Re:difficult problem with much research

[Wavicle]

Hear hear!

This is a complex problem and I think a lot of the answers I'm reading on this topic center around a misconception on a lot of people's part about the difference in luminance perception and chrominance perception. The key issue is:

The eye is most sensitive to luminance changes in GREEN.
The eye is most sensitive to chrominance changes in BLUE.

Thus if you are trying to determine at what point the eye will say "hey there is a block of a different color on top of that one", blue is going to be an important part of your color model since while your eye isn't so good at picking up how bright a blue is, it is very sensitive to the relative shade around the blue wavelength something is.

So if you are trying to do a 3-space transform and distance and finding that colors which are linearly close to each other in CIELAB space are perceptually very different, it is very likely because it is a color in a space where the human eye is more perceptually sensitive.

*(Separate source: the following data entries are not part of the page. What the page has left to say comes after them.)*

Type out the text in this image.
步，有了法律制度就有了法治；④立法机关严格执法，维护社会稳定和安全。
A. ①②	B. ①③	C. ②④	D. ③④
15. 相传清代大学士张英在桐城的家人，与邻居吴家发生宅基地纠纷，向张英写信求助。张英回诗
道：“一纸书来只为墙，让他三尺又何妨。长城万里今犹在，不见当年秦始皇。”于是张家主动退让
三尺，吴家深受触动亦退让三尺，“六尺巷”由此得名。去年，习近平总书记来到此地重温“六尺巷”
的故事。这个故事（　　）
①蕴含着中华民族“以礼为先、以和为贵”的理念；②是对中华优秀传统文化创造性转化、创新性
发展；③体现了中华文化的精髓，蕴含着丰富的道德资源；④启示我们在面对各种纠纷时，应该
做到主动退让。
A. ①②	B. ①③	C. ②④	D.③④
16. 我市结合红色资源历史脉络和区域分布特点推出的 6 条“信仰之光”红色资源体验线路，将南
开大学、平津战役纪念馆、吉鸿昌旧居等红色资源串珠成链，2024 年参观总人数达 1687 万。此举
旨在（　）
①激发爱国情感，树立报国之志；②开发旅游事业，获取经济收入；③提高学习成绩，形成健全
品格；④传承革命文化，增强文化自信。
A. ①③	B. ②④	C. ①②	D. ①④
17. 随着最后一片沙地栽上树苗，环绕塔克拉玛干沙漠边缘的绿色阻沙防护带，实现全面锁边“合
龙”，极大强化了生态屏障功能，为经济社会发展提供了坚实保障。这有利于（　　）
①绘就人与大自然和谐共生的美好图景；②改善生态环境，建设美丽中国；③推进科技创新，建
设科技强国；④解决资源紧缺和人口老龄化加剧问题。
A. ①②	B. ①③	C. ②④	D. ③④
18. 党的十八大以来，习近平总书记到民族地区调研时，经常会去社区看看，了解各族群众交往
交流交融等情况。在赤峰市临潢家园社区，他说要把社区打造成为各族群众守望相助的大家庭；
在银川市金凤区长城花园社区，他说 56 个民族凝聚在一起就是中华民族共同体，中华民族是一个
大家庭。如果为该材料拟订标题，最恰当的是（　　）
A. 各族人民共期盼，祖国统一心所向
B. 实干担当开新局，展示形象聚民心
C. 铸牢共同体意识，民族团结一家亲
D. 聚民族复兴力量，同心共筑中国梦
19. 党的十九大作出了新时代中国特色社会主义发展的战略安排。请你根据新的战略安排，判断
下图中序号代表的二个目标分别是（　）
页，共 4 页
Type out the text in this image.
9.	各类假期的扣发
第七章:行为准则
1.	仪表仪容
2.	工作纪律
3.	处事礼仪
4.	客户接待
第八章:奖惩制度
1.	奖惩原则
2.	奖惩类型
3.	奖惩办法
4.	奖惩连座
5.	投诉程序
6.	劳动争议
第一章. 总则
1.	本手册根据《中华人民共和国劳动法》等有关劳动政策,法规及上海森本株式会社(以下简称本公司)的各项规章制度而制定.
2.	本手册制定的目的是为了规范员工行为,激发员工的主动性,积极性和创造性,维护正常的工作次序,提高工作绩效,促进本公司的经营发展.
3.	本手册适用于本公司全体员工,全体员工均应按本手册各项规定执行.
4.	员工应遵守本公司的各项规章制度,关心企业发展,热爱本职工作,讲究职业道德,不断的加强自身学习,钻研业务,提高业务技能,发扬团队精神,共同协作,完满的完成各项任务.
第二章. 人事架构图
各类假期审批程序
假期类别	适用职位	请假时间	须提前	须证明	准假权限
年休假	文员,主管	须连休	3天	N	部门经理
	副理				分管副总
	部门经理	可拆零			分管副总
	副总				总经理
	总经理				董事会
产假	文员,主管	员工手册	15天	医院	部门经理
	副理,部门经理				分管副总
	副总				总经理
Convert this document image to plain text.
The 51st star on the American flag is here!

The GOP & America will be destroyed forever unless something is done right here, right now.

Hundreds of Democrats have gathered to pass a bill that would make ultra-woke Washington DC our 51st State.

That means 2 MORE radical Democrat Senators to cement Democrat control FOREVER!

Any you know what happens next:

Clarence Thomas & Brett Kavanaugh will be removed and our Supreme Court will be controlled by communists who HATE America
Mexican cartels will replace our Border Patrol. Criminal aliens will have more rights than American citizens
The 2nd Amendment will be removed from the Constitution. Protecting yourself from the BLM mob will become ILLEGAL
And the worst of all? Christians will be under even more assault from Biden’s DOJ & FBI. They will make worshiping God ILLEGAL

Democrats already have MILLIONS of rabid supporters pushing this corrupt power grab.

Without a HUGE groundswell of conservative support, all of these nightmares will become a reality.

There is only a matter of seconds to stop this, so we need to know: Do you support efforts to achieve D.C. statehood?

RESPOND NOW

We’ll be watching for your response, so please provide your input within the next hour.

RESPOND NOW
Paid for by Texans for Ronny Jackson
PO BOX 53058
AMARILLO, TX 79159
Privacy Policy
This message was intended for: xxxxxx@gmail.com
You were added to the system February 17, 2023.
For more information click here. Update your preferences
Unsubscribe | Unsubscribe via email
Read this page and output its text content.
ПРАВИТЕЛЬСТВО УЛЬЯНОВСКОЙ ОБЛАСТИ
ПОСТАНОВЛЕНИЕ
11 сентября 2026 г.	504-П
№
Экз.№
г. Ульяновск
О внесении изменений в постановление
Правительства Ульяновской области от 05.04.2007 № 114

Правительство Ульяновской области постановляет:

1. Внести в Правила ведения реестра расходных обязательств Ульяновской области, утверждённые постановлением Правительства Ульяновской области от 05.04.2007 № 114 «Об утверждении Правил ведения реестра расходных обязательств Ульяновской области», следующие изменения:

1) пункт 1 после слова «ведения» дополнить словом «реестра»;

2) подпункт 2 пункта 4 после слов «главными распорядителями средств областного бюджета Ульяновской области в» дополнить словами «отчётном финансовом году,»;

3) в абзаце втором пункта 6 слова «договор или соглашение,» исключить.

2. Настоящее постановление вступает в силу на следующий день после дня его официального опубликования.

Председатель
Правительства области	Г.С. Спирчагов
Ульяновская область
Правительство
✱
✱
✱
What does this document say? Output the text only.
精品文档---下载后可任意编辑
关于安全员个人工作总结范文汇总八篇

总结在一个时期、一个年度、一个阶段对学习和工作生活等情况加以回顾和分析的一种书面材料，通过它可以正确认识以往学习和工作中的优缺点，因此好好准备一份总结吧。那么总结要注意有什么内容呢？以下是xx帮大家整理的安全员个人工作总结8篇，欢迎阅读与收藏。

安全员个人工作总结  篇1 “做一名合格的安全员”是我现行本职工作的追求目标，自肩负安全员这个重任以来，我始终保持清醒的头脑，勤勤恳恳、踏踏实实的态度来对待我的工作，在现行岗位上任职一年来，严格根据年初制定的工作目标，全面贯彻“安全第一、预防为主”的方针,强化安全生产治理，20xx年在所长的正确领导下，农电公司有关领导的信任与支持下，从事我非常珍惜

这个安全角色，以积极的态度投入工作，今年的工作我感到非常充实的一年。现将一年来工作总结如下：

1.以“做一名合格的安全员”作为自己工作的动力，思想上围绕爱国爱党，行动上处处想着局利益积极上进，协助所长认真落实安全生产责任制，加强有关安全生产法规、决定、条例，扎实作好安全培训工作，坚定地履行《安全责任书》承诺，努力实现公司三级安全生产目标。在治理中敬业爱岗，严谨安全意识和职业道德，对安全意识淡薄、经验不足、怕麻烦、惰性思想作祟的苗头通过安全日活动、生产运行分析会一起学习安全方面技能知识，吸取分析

You are going to get "dead areas" of the model where the eye is not so good at viewing differences, and active areas where in a small space there seem to be quite a few different colors because the eye is perceptually sensitive in that area.

This is the reason you see odd patterns in color changes in a rainbow. You are seeing the relative sensitivities of your eye to pick up colors. Color perception is decidely non-linear and doesn't even fit a nice equation.